Why I think the problem could be something else than 1M result truncate ?

  • Well, the file has 73GB which is consistent with all expected data.
  • I did update the 2x planner.output_limit_size from 1M to 2M (2000000) - but it did not affect at all the offset=12000000 data cut-off, it still fails at the same data size…

So what other issue (or limit) could cause the error while fetching the results of a dremio job?
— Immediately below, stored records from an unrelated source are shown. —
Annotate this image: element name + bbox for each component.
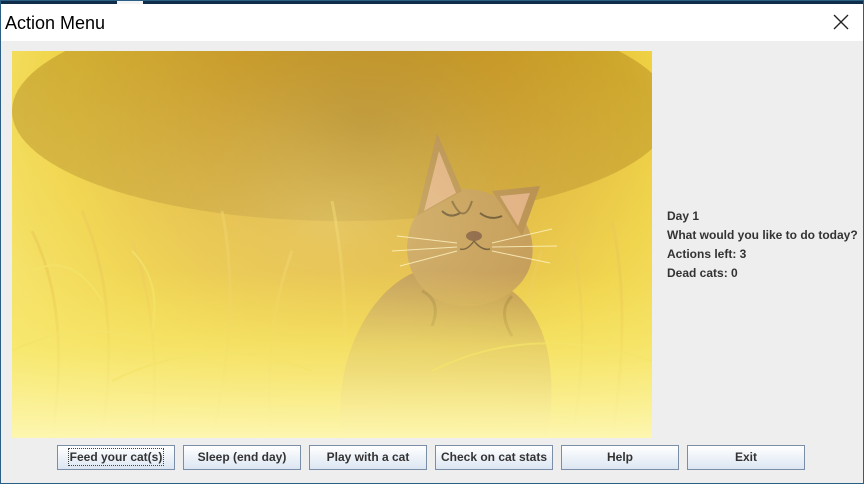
exit-button[interactable]: Exit <box>687 445 805 470</box>
check-stats-label: Check on cat stats <box>440 450 548 464</box>
title-bar[interactable]: Action Menu <box>1 4 863 41</box>
cat-photo <box>12 51 652 438</box>
day-label: Day 1 <box>667 209 700 223</box>
help-button[interactable]: Help <box>561 445 679 470</box>
window-title: Action Menu <box>5 13 106 33</box>
close-icon <box>833 14 849 30</box>
help-label: Help <box>606 450 633 464</box>
play-label: Play with a cat <box>326 450 410 464</box>
play-button[interactable]: Play with a cat <box>309 445 427 470</box>
action-menu-window: Action Menu Day 1 What would you like to… <box>0 0 864 484</box>
sleep-label: Sleep (end day) <box>197 450 287 464</box>
exit-label: Exit <box>734 450 757 464</box>
dead-cats-label: Dead cats: 0 <box>667 266 738 280</box>
close-button[interactable] <box>817 4 863 41</box>
feed-cats-button[interactable]: Feed your cat(s) <box>57 445 175 470</box>
question-label: What would you like to do today? <box>667 228 858 242</box>
actions-left-label: Actions left: 3 <box>667 247 747 261</box>
status-panel: Day 1 What would you like to do today? A… <box>667 208 858 284</box>
sleep-button[interactable]: Sleep (end day) <box>183 445 301 470</box>
feed-cats-label: Feed your cat(s) <box>67 448 165 466</box>
check-stats-button[interactable]: Check on cat stats <box>435 445 553 470</box>
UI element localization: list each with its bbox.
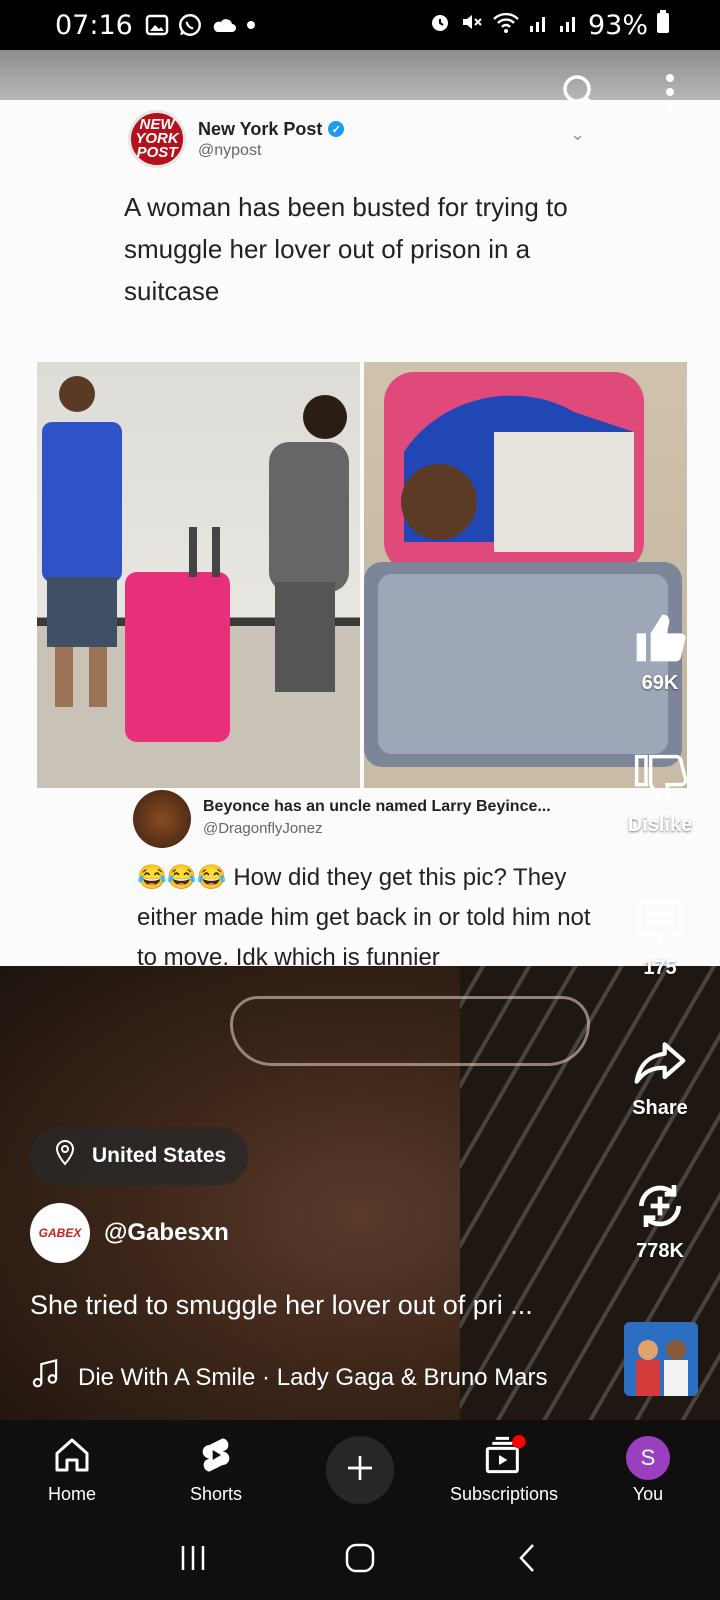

Tested on dremio 25.x and 26.0.0 (with mostly default settings)

Workaround
We run multiple SQL queries with OFFSET and LIMIT… and glue the result together…

To be considered:
Would no-truncate call with ODBC/JDBC driver work at all, since planner.output_limit_size did not affect current behavior (while it should if the thesis for REST API call 1M result truncate were correct). Maybe the issue is somewhere else…

Have a nice day
Jakub

Hi Jakub

Both REST and UI queries will spool their results to disk so that you can use the REST API to later go back and query the job results. There’s also background clean up for these job results. If your use case is to query 1M+ records and especially wide records, I think using Flight SQL would be faster and more efficient. You don’t have the serialization overhead with legacy ODBC/JDBC and more importantly you aren’t spooling any intermediary results to disk.

You can also see details about the job results spooling in the execution plans. For the REST job, you’ll see an Arrow writer that writes multiples files up to around 1M total records. Whereas with ODBC/JDBC, the results are streamed back without the Arrow writer through the top level screen operator.